Gagging on Game of Thrones
I know that my initial impression of HBO's Game of Thrones was far less favorable than most critics and fantasy fans, but can I at least get an amen that the casting of both "fourth in line" Renly Barantheon and his lover The Knight of Flowers, who are often described in the book as intensely charismatic, is terribly off. The casting does not reflect either The Knight of Flowers legendary beauty or Renly's reputation as the most charming fellow in the Seven Kingdoms. They both come across as whiny slightly-bitchy wimps which is about a 180 from the books wherein The Knight is someone you'd NEVER want to meet on a battlefield he's so deadly physically and Renly is someone everyone wishes were king. I really am not pleased with this. And I did not to hear those campy sound effects for well, MOVING ON... But I'll admit that for all my reservations, the series is hooking me just like the first novel did. That first novel was so brilliantly plotted but I really must stop watching this before it goes off the plot horse never to remount in any subsequent books or, uh, seasons as the new case may be.

A Beatty-ful Summer
Tonight in New York City at 92 Street Y, elusive actress/writer/director Elaine May will be showing her cut of the infamous 80s flop Ishtar starring Warren Beatty and Dustin Hoffman. May will discuss the movie afterwards which she rarely does. I'm totally going. Tickets are still available. And then in June, the man himself will be appearing at a Dick Tracy screening in Los Angeles to discuss the movie. Tickets for that are $30 but it's a rare opportunity to hear Beatty talk about his work and see that comic flick on the big screen. If I were in LA, I wouldn't dream of missing it. But then I have an unheathily attachment to Beatty and his Mrs.

 

Monday
Apr112011

10 Word Reviews (A.K.A. Nathaniel Catches Up)

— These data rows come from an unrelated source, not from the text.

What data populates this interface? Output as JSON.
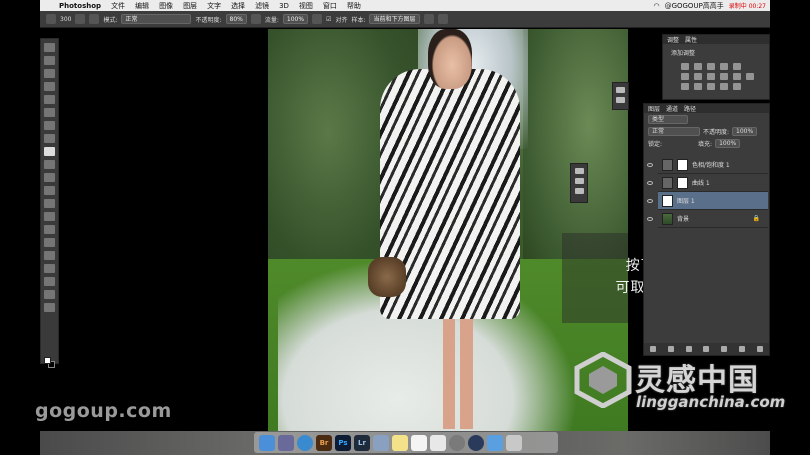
{
  "menubar": {
    "app_name": "Photoshop",
    "items": [
      "文件",
      "编辑",
      "图像",
      "图层",
      "文字",
      "选择",
      "滤镜",
      "3D",
      "视图",
      "窗口",
      "帮助"
    ],
    "account": "@GOGOUP高高手",
    "recording": "录制中 00:27"
  },
  "options_bar": {
    "brush_size": "300",
    "mode_label": "模式:",
    "mode_value": "正常",
    "opacity_label": "不透明度:",
    "opacity_value": "80%",
    "flow_label": "流量:",
    "flow_value": "100%",
    "aligned_label": "对齐",
    "sample_label": "样本:",
    "sample_value": "当前和下方图层"
  },
  "adjustments_panel": {
    "tabs": [
      "调整",
      "属性"
    ],
    "title": "添加调整"
  },
  "layers_panel": {
    "tabs": [
      "图层",
      "通道",
      "路径"
    ],
    "filter_kind": "类型",
    "blend_mode": "正常",
    "opacity_label": "不透明度:",
    "opacity_value": "100%",
    "lock_label": "锁定:",
    "fill_label": "填充:",
    "fill_value": "100%",
    "layers": [
      {
        "name": "色相/饱和度 1",
        "thumb": "adjust",
        "active": false
      },
      {
        "name": "曲线 1",
        "thumb": "adjust",
        "active": false
      },
      {
        "name": "图层 1",
        "thumb": "white",
        "active": true
      },
      {
        "name": "背景",
        "thumb": "photo",
        "active": false
      }
    ]
  },
  "caption": {
    "line1": "按下“Alt”键",
    "line2": "可取样复制的源"
  },
  "watermarks": {
    "left": "gogoup.com",
    "brand_cn": "灵感中国",
    "brand_url": "lingganchina.com"
  },
  "dock": {
    "apps": [
      "Finder",
      "Launchpad",
      "Safari",
      "Br",
      "Ps",
      "Lr",
      "Preview",
      "Notes",
      "Calendar",
      "Photos",
      "System Preferences",
      "QuickTime",
      "Folder",
      "Trash"
    ]
  }
}
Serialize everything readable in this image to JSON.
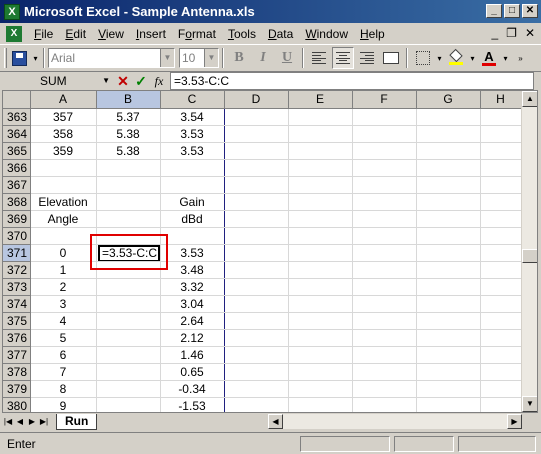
{
  "window": {
    "title": "Microsoft Excel - Sample Antenna.xls"
  },
  "menu": {
    "items": [
      {
        "label": "File",
        "key": "F"
      },
      {
        "label": "Edit",
        "key": "E"
      },
      {
        "label": "View",
        "key": "V"
      },
      {
        "label": "Insert",
        "key": "I"
      },
      {
        "label": "Format",
        "key": "o"
      },
      {
        "label": "Tools",
        "key": "T"
      },
      {
        "label": "Data",
        "key": "D"
      },
      {
        "label": "Window",
        "key": "W"
      },
      {
        "label": "Help",
        "key": "H"
      }
    ],
    "close_glyph": "✕"
  },
  "toolbar": {
    "font_name": "Arial",
    "font_size": "10",
    "bold": "B",
    "italic": "I",
    "underline": "U",
    "font_color_glyph": "A"
  },
  "formula_bar": {
    "name_box": "SUM",
    "cancel": "✕",
    "enter": "✓",
    "fx": "fx",
    "formula": "=3.53-C:C"
  },
  "grid": {
    "column_headers": [
      "A",
      "B",
      "C",
      "D",
      "E",
      "F",
      "G",
      "H"
    ],
    "rows": [
      {
        "num": "363",
        "A": "357",
        "B": "5.37",
        "C": "3.54"
      },
      {
        "num": "364",
        "A": "358",
        "B": "5.38",
        "C": "3.53"
      },
      {
        "num": "365",
        "A": "359",
        "B": "5.38",
        "C": "3.53"
      },
      {
        "num": "366",
        "A": "",
        "B": "",
        "C": ""
      },
      {
        "num": "367",
        "A": "",
        "B": "",
        "C": ""
      },
      {
        "num": "368",
        "A": "Elevation",
        "B": "",
        "C": "Gain"
      },
      {
        "num": "369",
        "A": "Angle",
        "B": "",
        "C": "dBd"
      },
      {
        "num": "370",
        "A": "",
        "B": "",
        "C": ""
      },
      {
        "num": "371",
        "A": "0",
        "B": "=3.53-C:C",
        "C": "3.53"
      },
      {
        "num": "372",
        "A": "1",
        "B": "",
        "C": "3.48"
      },
      {
        "num": "373",
        "A": "2",
        "B": "",
        "C": "3.32"
      },
      {
        "num": "374",
        "A": "3",
        "B": "",
        "C": "3.04"
      },
      {
        "num": "375",
        "A": "4",
        "B": "",
        "C": "2.64"
      },
      {
        "num": "376",
        "A": "5",
        "B": "",
        "C": "2.12"
      },
      {
        "num": "377",
        "A": "6",
        "B": "",
        "C": "1.46"
      },
      {
        "num": "378",
        "A": "7",
        "B": "",
        "C": "0.65"
      },
      {
        "num": "379",
        "A": "8",
        "B": "",
        "C": "-0.34"
      },
      {
        "num": "380",
        "A": "9",
        "B": "",
        "C": "-1.53"
      }
    ],
    "active_cell": {
      "row": "371",
      "col": "B"
    }
  },
  "sheets": [
    {
      "label": "Run",
      "active": true
    }
  ],
  "status": {
    "mode": "Enter"
  },
  "colors": {
    "title_start": "#0a246a",
    "title_end": "#3a6ea5",
    "highlight": "#e00000",
    "chrome": "#d4d0c8"
  }
}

As per usual, though I maintain a healthy writing clip to fill The Film Experience with new material for vous, I have some sort of mental block about traditional film reviews. So let's just get everything unreviewed that's in theaters (or in one case, HBO) out of the way right this very instant. I got places to be! We haven't talked about most of these so why not?

Deneuve, Viard and Rennier: comic successes in POTICHE

POTICHE
in which a trophy wife exceeds expectations and reforms her husband's business.
10WR: Knowing hilarious riffs on: Deneuve, 70s, sexism; But souffle deflates.  B/B+

RANGO
in which an abandoned pet lizard becomes a hero in a thirsty desert town

10WR
: Surreal weirdness grounded by Western tropes. So ugly it's beautiful. B+

MILDRED PIERCE
in which Todd Haynes adapts the famous novel for an HBO miniseries in five parts
10WR: Glacial pacing but slow build payoffs. Beautifully costumed, lensed. B/B-
EPILOGUE: I'll just come right out and say it. This was not the "event" I was hoping for, neither in performance or in direction. But I did like it. Needless to say, I'll stick to the Joan Crawford gladly, despite them being two very different things.

SOURCE CODE
in which Jake Gyllenhaal keeps reexperiencing the same 8 minutes to solve a bombing
10WR: Perfectly servicable but stumbles exiting train; Needs more existential terror.  C+

MEET MONICA VELOUR
in which a washed up porn star (Kim Cattral) is pursued by a nerdy teenage fan
10WR: Cattral: effortful limited success; Movie: suffers badly from hermetic POV. C-


Finally, I do hope some of you will take in POTICHE if it plays in your town. It's quite funny and one should always support good non-English language films while they're still in theaters so that they keep releasing them; their market share is sadly ever dwindling. Potiche has done well abroad ($21 million) but is struggling in US theaters ($280,000). The cast is just delightful. I almost always like Jérémie Rénier (In Bruges) and the running gag about his lovelife has maybe the best punchline in the movie. It also amuses me that his name is so much like Jeremy Renner's and that they almost share a birthday (January 6th and 7th respectively though Rénier is ten years younger). It goes without saying that Deneuve fills my heart with joy as she always has (she's in my top ten actresses of all time list). Any Karen Viard fans out there? I'd love some recommendations as to other films as she's quite funny but I haven't seen her in many things.